Screening practices can mislead us about the true incidence of “scrutiny-dependent” cancers and their risk factors, according to a recent opinion article in the Annals of Internal Medicine.
“Physicists have long understood that the act of observation can affect the phenomenon being observed,” write H. Gilbert Welch, MD, MPH, of the Dartmouth Institute for Health Policy and Clinical Practice, and Otis W. Brawley, MD, of Emory University and chief medical officer of the American Cancer Society. “Physicians would do well to understand how the act of observation can affect the apparent incidence of cancer—as well as apparent risk factors for this disease.”

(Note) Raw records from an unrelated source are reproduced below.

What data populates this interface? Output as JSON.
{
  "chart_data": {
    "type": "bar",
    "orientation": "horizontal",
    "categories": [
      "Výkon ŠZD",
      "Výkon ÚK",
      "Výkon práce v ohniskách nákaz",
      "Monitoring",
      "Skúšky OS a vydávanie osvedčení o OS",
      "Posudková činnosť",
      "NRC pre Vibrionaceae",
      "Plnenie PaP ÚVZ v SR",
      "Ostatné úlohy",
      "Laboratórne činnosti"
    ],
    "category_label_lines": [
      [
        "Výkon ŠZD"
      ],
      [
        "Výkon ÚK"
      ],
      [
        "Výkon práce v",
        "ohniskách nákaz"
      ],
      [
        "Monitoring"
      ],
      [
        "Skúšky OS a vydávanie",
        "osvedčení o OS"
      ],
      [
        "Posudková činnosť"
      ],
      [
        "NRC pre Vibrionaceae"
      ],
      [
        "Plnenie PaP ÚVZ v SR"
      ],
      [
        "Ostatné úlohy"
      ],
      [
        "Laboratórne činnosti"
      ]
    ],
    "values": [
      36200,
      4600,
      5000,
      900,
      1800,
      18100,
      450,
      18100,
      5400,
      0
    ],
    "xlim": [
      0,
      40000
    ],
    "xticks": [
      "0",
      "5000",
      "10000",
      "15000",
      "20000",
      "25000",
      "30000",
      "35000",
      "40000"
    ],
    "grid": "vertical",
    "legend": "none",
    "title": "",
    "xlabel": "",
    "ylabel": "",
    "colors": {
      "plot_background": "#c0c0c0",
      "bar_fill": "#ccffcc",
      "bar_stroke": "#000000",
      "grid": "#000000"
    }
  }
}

Welch and Brawley offer the example of prostate cancer, for which diagnosis rates have risen and fallen rapidly in recent decades, not because of actual changes in the number of men developing the cancer but due to shifts in screening practices including use of prostate-specific antigen (PSA) testing.
The best-known drawback of cancer screening is overdiagnosis, or detection of cancers that never would have progressed to a life-threatening stage. But widespread screening for scrutiny-dependent cancers can also increase the apparent incidence of certain cancers and mislead doctors and the public about the risk of developing cancer, STAT reports.
Men with a family history of prostate cancer are more likely to request and receive PSA screening tests and follow-up biopsies, which may make this risk factor appear to be a bigger contributor than it actually is, Welch and Brawley argue. A recent analysis found that family history becomes a weaker risk factor when all men undergo prostate biopsies regardless of their history.
Likewise, women with a family history or other risk factors for breast cancer are more likely to get mammograms. This may help explain why neighborhoods with more wealthy and well-educated women appear to have higher rates of breast cancer: These women are more likely to know about and request regular screening.
Similarly, women—who access health services and get screening tests more often than men—are three times more likely than men to be diagnosed with thyroid cancer, but women and men have about the same rates of death from this cancer. Female sex may therefore be a “risk factor” for getting tested, not for getting the cancer itself.
Melanoma and lung cancer are other examples of scrutiny-dependent cancers. Welch and Brawley warn that the concern about increased diagnosis skewing perceptions of risk may also apply to genetic risk factors for cancer and that new genetic tests may render more types of cancer scrutiny-dependent. They call for less emphasis on risk factors for developing cancer and more on risk factors for cancer-related death.
“Detecting cancers that would never become apparent is screwing up our understanding of risk factors,” Welch told STAT. “Family history influences how hard we look for prostate cancer and therefore how much we find. The risk factor becomes a self-fulfilling prophecy.”